In the summer of 2019 the Witherspoon Institute welcomed one-hundred students, from around the country and the globe, to six seminars: Moral Life and the Classical Tradition (two seminars, high school), First Principles (undergraduate and graduate students), Natural Law and Public Affairs (undergraduate and graduate students, young professionals), Moral Foundations of Law (law students), and the Thomistic Seminar (graduate students).
These seminars now receive far more applicants than we can admit, and some seminars have become highly selective, accepting only a small fraction of the applicants.
Two participants of First Principles described their experiences of the seminar:
At the Witherspoon Institute, you will engage with important topics that help shape the way you think and act. [The professors] help instill practical knowledge of love and friendship, as well as help you understand what it means to be a person. You will discover what a liberal education entails, and see how our universities live up to that standard. This seminar series is outstanding and you will be intellectually challenged.
I had a wonderful time at the Witherspoon Institute’s First Principles Seminar. In two weeks, I learned just as much as I would learn over the course of a semester-long class. I believe that I was intellectually stretched farther during the course of these two weeks, more so than I have ever been before. The instructors were incredible. I was able to grasp and continue the conversations outside of the classroom. Thank you so much to Dr. Snell, Dr. Corey, and Dr. Moreland for their time and preparation for making this summer experience truly incredible.

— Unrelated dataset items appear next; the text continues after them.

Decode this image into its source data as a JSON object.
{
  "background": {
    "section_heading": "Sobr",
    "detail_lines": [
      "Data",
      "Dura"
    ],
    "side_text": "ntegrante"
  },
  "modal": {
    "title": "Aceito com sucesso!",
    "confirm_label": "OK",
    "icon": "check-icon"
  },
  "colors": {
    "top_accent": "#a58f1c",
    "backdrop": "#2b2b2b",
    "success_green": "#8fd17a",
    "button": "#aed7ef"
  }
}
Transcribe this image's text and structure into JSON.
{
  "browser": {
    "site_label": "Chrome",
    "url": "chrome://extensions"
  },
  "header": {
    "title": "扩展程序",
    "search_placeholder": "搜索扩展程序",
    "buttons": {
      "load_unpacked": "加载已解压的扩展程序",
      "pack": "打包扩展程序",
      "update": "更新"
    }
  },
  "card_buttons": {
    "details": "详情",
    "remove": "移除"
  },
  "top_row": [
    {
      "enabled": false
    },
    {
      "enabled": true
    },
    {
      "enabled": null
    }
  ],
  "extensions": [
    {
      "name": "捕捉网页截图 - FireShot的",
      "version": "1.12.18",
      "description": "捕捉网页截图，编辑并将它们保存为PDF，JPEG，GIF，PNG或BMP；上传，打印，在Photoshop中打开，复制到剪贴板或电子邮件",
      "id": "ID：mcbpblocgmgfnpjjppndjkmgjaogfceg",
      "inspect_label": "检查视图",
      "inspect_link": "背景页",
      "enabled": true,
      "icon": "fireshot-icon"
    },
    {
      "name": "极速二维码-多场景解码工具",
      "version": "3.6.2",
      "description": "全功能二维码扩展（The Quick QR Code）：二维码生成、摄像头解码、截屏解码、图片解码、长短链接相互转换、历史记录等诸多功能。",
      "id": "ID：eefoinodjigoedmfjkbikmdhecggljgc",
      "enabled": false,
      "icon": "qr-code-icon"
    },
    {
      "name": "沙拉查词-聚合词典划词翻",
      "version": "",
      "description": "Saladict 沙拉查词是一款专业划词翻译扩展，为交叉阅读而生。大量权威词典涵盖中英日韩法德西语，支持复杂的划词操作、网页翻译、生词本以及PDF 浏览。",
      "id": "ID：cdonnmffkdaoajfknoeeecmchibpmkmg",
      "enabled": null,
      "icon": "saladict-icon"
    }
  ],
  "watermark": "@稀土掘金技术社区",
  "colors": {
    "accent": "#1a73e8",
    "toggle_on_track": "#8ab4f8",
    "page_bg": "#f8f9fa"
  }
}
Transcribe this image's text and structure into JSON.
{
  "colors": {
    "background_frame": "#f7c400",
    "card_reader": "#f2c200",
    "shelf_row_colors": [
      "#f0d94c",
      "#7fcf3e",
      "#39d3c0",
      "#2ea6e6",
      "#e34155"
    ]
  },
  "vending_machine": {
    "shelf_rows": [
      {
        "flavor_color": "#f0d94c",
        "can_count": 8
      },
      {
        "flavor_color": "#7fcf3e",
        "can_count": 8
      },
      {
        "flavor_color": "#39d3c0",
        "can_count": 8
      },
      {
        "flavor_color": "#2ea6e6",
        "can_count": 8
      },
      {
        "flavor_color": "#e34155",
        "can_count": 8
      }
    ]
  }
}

At Witherspoon seminars, students receive an intellectual and personal formation that allows them to return to their institutions with fresh eyes and a clearer vision, renewed by their experiences of genuine friendship and the challenging study of the great thinkers of the western tradition.
As Candace Vogler, professor of the Thomistic Seminar, observed about the timeliness of bringing analytic philosophers into conversation with Aquinas when discussing practical reason, we live in an extremely “fractious” and divided society. However, “if we can have a sense of how people are reasoning, there’s some possibility that we can begin to have a sense of where we can find common ground.” She continues:
I’m in a country where I don’t agree with a lot of my fellow citizens, where it is difficult to think about how we can have reasoned disagreements in a way that is respectful and civil. One of the nice things about studying practical rationality is that it reminds us that we have this common share of reasoning that opens up the possibility of finding common ground with people around me, for learning how to engage with them and talk with them [….] This is incredibly important on university campuses these days; it’s incredibly important in the larger sphere of public life.
According to Vogler, Witherspoon’s summer seminars are “equipping students to carry [this approach] forward in their work: in their research and in their teaching.” We want them to flourish, to live life nobly and well, and to invite others into the project of building a society that supports such flourishing for all.